Ed ei: "Se tu avessi cento larve
sovra la faccia, non mi sarian chiuse
le tue cogitazion, quantunque parve.
132
Was du gesehn, geschah, damit du nicht
Dein Herz verschließest vor den Friedens Strömen,
Die von dem ew'gen Quell aus sich ergießen.

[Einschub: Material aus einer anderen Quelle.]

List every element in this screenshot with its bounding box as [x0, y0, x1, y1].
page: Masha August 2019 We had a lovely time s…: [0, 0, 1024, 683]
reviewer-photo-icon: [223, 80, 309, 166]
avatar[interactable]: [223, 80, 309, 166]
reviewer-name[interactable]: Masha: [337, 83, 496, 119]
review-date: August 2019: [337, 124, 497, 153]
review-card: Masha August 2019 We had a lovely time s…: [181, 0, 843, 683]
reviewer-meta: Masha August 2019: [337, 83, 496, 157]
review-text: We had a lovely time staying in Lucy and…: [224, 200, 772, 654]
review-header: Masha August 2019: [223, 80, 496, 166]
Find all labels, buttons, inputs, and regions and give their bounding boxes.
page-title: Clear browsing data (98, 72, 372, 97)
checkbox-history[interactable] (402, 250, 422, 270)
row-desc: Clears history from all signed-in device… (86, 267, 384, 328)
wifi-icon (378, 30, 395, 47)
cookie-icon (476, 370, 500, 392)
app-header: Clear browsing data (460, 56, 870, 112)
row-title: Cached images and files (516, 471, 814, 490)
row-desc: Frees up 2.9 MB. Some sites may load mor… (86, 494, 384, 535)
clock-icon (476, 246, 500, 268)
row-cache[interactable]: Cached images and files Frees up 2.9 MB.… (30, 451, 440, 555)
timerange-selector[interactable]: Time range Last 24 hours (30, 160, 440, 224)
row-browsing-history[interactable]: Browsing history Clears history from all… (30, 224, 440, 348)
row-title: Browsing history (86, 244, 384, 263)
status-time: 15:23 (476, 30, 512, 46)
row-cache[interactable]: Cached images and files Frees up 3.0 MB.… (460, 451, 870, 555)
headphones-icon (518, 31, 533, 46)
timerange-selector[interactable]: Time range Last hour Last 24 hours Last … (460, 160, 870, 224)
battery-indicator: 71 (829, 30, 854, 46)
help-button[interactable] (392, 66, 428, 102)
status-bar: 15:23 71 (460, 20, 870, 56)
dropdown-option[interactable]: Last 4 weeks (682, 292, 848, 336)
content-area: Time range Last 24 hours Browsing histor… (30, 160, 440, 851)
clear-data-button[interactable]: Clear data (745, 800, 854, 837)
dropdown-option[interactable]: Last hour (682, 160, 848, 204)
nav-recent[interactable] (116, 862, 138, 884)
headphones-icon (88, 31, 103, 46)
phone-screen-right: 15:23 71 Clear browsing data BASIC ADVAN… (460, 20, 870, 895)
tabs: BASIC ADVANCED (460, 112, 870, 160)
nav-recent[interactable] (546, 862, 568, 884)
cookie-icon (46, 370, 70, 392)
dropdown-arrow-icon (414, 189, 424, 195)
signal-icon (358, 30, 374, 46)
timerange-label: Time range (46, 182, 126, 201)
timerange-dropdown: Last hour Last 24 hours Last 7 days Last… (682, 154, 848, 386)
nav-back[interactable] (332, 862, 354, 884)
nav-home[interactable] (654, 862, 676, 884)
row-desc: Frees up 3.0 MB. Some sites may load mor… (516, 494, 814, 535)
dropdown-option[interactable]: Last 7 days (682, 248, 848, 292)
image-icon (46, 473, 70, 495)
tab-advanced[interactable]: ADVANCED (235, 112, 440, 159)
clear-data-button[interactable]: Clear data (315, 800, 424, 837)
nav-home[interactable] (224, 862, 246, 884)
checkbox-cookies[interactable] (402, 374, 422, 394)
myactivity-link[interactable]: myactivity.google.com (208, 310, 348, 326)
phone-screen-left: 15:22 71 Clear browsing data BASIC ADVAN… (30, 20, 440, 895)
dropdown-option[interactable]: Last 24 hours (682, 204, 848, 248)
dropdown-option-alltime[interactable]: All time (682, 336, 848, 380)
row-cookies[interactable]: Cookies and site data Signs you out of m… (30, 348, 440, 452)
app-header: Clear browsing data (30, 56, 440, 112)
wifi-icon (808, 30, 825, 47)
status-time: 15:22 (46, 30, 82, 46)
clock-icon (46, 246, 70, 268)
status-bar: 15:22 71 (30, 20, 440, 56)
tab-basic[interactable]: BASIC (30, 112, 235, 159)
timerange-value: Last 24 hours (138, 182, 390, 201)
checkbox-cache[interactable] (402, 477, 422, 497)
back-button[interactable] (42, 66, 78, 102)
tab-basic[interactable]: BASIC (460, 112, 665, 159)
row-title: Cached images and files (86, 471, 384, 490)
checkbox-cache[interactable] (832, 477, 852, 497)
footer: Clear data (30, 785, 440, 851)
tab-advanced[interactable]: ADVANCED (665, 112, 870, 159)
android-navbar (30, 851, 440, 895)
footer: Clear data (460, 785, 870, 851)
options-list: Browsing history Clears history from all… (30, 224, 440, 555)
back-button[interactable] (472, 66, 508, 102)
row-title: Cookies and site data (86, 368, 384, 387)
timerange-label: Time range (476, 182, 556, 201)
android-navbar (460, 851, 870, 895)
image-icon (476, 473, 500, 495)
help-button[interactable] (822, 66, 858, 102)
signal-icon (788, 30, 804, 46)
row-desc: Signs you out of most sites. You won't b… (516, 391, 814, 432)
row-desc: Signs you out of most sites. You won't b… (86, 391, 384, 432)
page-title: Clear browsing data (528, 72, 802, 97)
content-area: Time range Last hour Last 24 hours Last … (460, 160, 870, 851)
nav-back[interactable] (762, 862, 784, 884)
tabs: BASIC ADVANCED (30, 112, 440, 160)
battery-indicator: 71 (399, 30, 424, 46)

Ciò che vedesti fu perché non scuse
d'aprir lo core a l'acque de la pace
che da l'etterno fonte son diffuse.
135
Nicht fragt' ich was dir wäre, aus dem Grunde,
Wie einer fragt, der nur mit Augen schaut,
Die nicht mehr sehen, wenn der Leib entseelt;
Non dimandai "Che hai?" per quel che face
chi guarda pur con l'occhio che non vede,
quando disanimato il corpo giace;
138
Ich fragte nur um deinen Fuß zu stärken.
So muß die Trägen spornen man, daß sie
Die Wiederkehr des Wachens wohl benutzen.
ma dimandai per darti forza al piede:
così frugar conviensi i pigri, lenti
ad usar lor vigilia quando riede".
141
Im Abendlichte gingen wir, das Auge
Vorwärts gespannt, soweit es reichen konnte,
Dem abendlichen hellen Strahl entgegen.
Noi andavam per lo vespero, attenti
oltre quanto potean li occhi allungarsi
contra i raggi serotini e lucenti.
144
Und siehe, nach und nach kam auf uns zu,
So dunkel wie die Nacht, ein dicker Rauch,
Und kein Raum blieb davor uns zu beschützen,
Ed ecco a poco a poco un fummo farsi
verso di noi come la notte oscuro;
né da quello era loco da cansarsi.
147
Der nahm die Augen und die reine Luft uns.
Questo ne tolse li occhi e l'aere puro.